Many parents in the community shared about their little ones at different ages trying to process what they were hearing in the media; many said their kids insisted on sleeping with them again, were scared, uncontrollably sad. My own youngest was afraid of being “stolen” from me, and refused to get in an uber lest the driver take him away… then his brother called from the destination saying that he wasn’t comfortable with his brother alone in transit either and was coming to get him, just an awful, tearful day.

I need to rewind for a second: at the start of the pandemic, at the end of a long, bad relationship, I became a single parent.
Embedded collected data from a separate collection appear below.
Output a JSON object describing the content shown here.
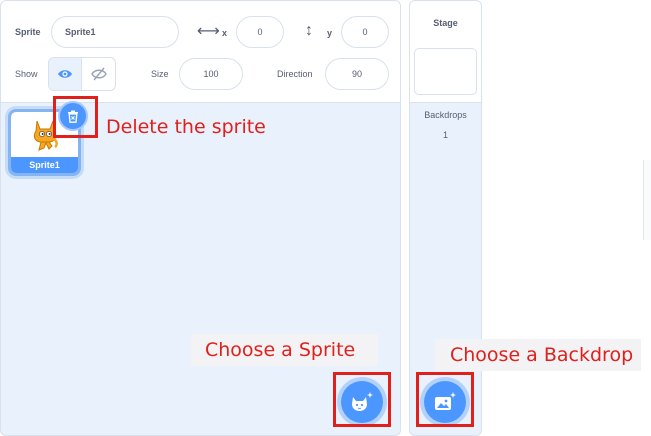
{
  "sprite_info": {
    "sprite_label": "Sprite",
    "sprite_name": "Sprite1",
    "x_label": "x",
    "x_value": "0",
    "y_label": "y",
    "y_value": "0",
    "show_label": "Show",
    "size_label": "Size",
    "size_value": "100",
    "direction_label": "Direction",
    "direction_value": "90"
  },
  "sprites": [
    {
      "name": "Sprite1",
      "selected": true
    }
  ],
  "stage": {
    "title": "Stage",
    "backdrops_label": "Backdrops",
    "backdrops_count": "1"
  },
  "annotations": {
    "delete": "Delete the sprite",
    "choose_sprite": "Choose a Sprite",
    "choose_backdrop": "Choose a Backdrop"
  },
  "colors": {
    "accent": "#4c97ff",
    "annotation": "#e0201a",
    "panel_bg": "#e9f1fc"
  },
  "icons": {
    "x_axis": "horizontal-arrows-icon",
    "y_axis": "vertical-arrows-icon",
    "show": "eye-icon",
    "hide": "eye-slash-icon",
    "delete": "trash-icon",
    "choose_sprite": "cat-plus-icon",
    "choose_backdrop": "image-plus-icon"
  }
}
So I’d spent the duration like Mummy’s got this – I got the food – I got your appointments – I got you with your schoolwork, etc., to reassure them.

So at that time, as the “discoveries” piled up, I said over and over, You are safe at home with me. You are safe here. Nothing bad can happen while you’re home where you belong. So many times, a soft mantra at snuggle time. I meant it and believed it.

Stolen. That is what was stolen. Months of convincing him and months of progress towards that little person’s coming to feeling safe again. Our sanctuary was violated at the exact moment it could do the most damage… To remind you. You do not have a home. You belong nowhere. A bit close to the bone, even on a good day, for any “halfbreed” (also called “Road Allowance People”), but for me, the storm was too perfect, and I lost much progress I had made too.

Though I’ve been researching and writing in this field for years, I only now fully understand how experiencing a violent crime is never, ever just what and when it is: it extends so deep and so far, even thousands of years. Well, we have been here forever. And I will belong here again. We belong here.